Variations in the predictors of drug survival between oligoarticular and polyarticular PsA support the distinction of these two subgroups as unique phenotypes of PsA. An observational study assessing the performance of anti-TNF therapy in oligoarticular and polyarticular PsA observed comparable 2-year survival rates in the two PsA phenotypes. However, the study noted differences for patient sex, whereby females with oligoarticular PsA were more likely to discontinue the therapy than males, and for the type of drug, with patients with polyarticular PsA receiving etanercept more likely to continue therapy than those receiving adalimumab [35].

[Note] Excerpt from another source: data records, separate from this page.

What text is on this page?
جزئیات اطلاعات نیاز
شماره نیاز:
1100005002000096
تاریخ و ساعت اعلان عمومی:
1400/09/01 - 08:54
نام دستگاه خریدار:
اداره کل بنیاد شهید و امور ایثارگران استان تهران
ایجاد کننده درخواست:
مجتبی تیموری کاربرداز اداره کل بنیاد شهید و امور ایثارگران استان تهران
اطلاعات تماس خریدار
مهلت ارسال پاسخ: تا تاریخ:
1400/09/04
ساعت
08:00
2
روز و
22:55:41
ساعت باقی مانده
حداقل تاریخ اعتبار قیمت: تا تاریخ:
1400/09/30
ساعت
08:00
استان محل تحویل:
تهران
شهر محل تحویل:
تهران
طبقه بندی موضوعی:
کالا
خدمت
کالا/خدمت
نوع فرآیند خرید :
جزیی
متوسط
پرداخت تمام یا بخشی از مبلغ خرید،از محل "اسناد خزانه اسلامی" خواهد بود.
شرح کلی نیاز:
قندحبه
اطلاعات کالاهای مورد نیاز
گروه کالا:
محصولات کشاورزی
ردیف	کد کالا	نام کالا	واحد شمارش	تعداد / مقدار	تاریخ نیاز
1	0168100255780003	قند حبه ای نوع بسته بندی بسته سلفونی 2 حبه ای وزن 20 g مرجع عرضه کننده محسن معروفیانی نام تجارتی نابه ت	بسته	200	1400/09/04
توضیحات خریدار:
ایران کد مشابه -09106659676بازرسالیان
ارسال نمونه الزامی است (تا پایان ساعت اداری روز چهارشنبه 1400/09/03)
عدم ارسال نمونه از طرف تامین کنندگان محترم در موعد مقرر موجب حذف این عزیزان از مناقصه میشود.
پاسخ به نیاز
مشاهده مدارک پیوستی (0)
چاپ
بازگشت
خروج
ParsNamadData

Recent treatment guidelines do not recommend the use of cDMARDs in some of the disease domains of PsA, such as enthesitis and axial symptoms [3, 4] or dactylitis [4], due to limited evidence of cDMARD effectiveness in these domains [3, 36]. Treatment regimens should utilize and tailor new therapies to the phenotype of disease, considering all PsA disease manifestations, the presence of comorbid conditions and the need for continued monitoring once treatment has been initiated [3, 7]. No discrete indications are provided for the treatment of oligoarticular or polyarticular PsA, given the lack of evidence on this topic. Overall, the issue of a therapy specifically targeting oligoarticular PsA has not been properly addressed, and studies in this field are needed.

Addressing the needs of distinct PsA phenotypes is achievable using the currently available therapeutic tools; however, disease management practices must evolve to combine our understanding of a patient’s unique needs alongside the distinct properties of each therapy.